Mentally, everything seems to be falling into place for London, which is now only 54 days away. I ran a hilly 21 mile loop with my club mate Martin on Sunday and we covered the distance in 2:06, faster than my previous marathon pace and only slightly slower than my target pace. What pleased me more than my capacity to run at that pace, which I didn’t doubt given the right conditions, was my ability to push myself and stay focused for longer. Last month I blogged about the merits of doing long runs in groups compared to solo efforts, and the group long run every Sunday is really starting to pay dividends. The first of these was Sunday’s 2:06, a time that led Martin, as well as some of my American fellow runners on the Letsrun Marathon training forum, to revise his prediction downwards from 2:35 to 2:30. This does seem like a big step, given that I only broke 1:15 for the half recently. I am racing in a half marathon next weekend and then testing out my pace in a 20 mile race the following weekend. These should be good indicators of the shape I’m in.

If I can run 1:12 I will know I need to be targeting about 2:32 and will set my pace (5:48 per mile) accordingly, but if the time is closer to 1:15 then I will stick with my 2:35 pace of 5:55 per mile.

Of course everything depends on how I run on the day. I could set off too fast, I could be tripped, I could get ill or injured the week before. You can do all the training in the world and still have a bad day. I just like to think of hard training as something that reduces the probability of that happening. As the famous golfing expression goes: ‘The more I practise, the luckier I get.’

Mile Reps

Thursday 17th February 2011

Mile reps are one of my least favourite sessions and this week’s session was no exception.

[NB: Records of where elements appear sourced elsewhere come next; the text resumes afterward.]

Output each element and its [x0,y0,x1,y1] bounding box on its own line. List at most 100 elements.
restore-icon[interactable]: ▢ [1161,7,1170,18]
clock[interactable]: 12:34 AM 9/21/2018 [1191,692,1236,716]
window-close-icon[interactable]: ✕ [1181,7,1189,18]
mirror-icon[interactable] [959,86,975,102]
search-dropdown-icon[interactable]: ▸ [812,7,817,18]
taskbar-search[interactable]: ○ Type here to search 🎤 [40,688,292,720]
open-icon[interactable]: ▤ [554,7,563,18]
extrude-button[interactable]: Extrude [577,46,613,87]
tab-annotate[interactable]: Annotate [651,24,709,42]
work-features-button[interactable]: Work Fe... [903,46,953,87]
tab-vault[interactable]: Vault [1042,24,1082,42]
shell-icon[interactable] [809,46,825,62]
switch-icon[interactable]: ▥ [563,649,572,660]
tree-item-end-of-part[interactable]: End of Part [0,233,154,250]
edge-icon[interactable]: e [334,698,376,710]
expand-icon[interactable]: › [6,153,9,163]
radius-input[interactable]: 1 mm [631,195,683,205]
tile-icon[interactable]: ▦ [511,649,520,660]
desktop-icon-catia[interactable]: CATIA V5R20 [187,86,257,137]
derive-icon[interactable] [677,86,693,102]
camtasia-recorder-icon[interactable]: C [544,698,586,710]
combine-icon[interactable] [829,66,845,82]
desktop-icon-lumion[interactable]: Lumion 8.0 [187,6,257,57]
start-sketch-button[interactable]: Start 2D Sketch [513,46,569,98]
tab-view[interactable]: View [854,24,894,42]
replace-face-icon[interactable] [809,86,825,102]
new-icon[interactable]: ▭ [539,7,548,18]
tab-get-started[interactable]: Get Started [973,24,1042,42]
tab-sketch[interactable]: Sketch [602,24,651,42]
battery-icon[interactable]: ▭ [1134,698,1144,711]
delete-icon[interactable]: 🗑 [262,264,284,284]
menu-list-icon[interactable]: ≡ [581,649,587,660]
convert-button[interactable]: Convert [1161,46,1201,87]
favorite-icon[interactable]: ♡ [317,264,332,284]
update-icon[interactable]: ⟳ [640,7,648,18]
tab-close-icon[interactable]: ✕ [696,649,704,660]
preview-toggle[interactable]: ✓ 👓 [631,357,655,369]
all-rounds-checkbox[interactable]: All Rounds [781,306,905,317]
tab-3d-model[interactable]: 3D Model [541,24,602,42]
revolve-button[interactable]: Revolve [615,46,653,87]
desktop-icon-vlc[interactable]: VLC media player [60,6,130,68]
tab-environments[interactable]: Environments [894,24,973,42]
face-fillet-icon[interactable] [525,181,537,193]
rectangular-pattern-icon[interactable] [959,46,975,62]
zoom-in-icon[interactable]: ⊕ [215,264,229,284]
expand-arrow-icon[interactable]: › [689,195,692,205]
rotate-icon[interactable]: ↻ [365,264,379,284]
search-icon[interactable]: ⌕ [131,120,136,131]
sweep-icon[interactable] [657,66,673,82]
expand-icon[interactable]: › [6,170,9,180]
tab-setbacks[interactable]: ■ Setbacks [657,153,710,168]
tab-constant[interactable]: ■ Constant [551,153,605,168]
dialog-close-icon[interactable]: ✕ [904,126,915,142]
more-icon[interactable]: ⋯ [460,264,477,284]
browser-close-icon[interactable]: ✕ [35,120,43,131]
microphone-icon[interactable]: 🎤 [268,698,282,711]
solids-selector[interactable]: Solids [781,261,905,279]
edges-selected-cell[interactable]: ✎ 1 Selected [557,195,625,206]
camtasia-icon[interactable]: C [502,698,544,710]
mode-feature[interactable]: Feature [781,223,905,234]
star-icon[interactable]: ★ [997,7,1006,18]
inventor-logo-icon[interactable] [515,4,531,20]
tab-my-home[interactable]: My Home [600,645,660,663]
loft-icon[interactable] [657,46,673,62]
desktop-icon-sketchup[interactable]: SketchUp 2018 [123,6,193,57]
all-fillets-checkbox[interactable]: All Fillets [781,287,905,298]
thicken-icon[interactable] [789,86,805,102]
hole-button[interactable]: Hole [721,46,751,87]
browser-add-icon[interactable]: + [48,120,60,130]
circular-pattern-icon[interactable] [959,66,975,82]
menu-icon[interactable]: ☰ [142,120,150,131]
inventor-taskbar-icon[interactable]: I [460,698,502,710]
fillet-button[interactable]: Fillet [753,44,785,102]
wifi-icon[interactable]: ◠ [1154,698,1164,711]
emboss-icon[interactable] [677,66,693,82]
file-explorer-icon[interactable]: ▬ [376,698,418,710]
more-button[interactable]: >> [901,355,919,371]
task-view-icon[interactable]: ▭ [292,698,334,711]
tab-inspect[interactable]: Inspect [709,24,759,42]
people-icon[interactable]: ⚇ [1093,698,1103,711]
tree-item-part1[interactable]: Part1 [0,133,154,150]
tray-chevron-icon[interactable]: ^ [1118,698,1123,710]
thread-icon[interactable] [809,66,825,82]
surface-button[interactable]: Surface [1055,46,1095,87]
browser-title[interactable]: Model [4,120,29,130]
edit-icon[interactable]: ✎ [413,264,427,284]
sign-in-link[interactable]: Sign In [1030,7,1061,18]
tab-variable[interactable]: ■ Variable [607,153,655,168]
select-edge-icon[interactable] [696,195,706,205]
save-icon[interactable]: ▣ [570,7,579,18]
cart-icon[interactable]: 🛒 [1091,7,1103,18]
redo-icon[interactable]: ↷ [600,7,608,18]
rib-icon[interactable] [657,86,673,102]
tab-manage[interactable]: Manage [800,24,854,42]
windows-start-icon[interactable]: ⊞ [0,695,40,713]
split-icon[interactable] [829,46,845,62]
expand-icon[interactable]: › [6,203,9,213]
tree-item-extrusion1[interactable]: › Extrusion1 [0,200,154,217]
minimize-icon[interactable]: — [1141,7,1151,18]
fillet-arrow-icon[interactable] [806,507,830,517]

My training partners and I are roughly following a cycle for our Tuesday sessions that goes: k reps, mile reps, 2k reps, 3k reps, time trial, which means that it’s about a month between similar sessions. The beauty of doing sessions on a 4- or 5 week cycle is is gives you a monthly update on the progress you are making. When I’ve got time I’ll also trawl through the 2010 sessions to see how my times compare to a year ago.

The update this week was a promising one, which I see as an indication that the high mileage experiment is starting to pay off. I feel stronger and more able to run on tired legs. No surprise really, given that that my legs are rarely anything but tired these days. I managed 5 reps, compared to 4 last time, and this time off the back of a heavier preceding week. The splits were also better, with an average of 5:12 compared to an average of 5:15 in January. This was mainly to do with the presence of a clubmate running them at a similar pace to me. We shared the work out. Well sort of. We ran at a comfortable pace for 3, I did one on my own and then tried in vain to chase him down on the fifth.

This session was probably the toughest I’ve done for a while. I probably haven’t trained this hard since the Autumn when I did 10x1k on my own. Heavy wind and rain added an extra challenge that was probably more mental than physical.

I can’t say I enjoyed it but certainly got a lot out of it. 8 weeks until London!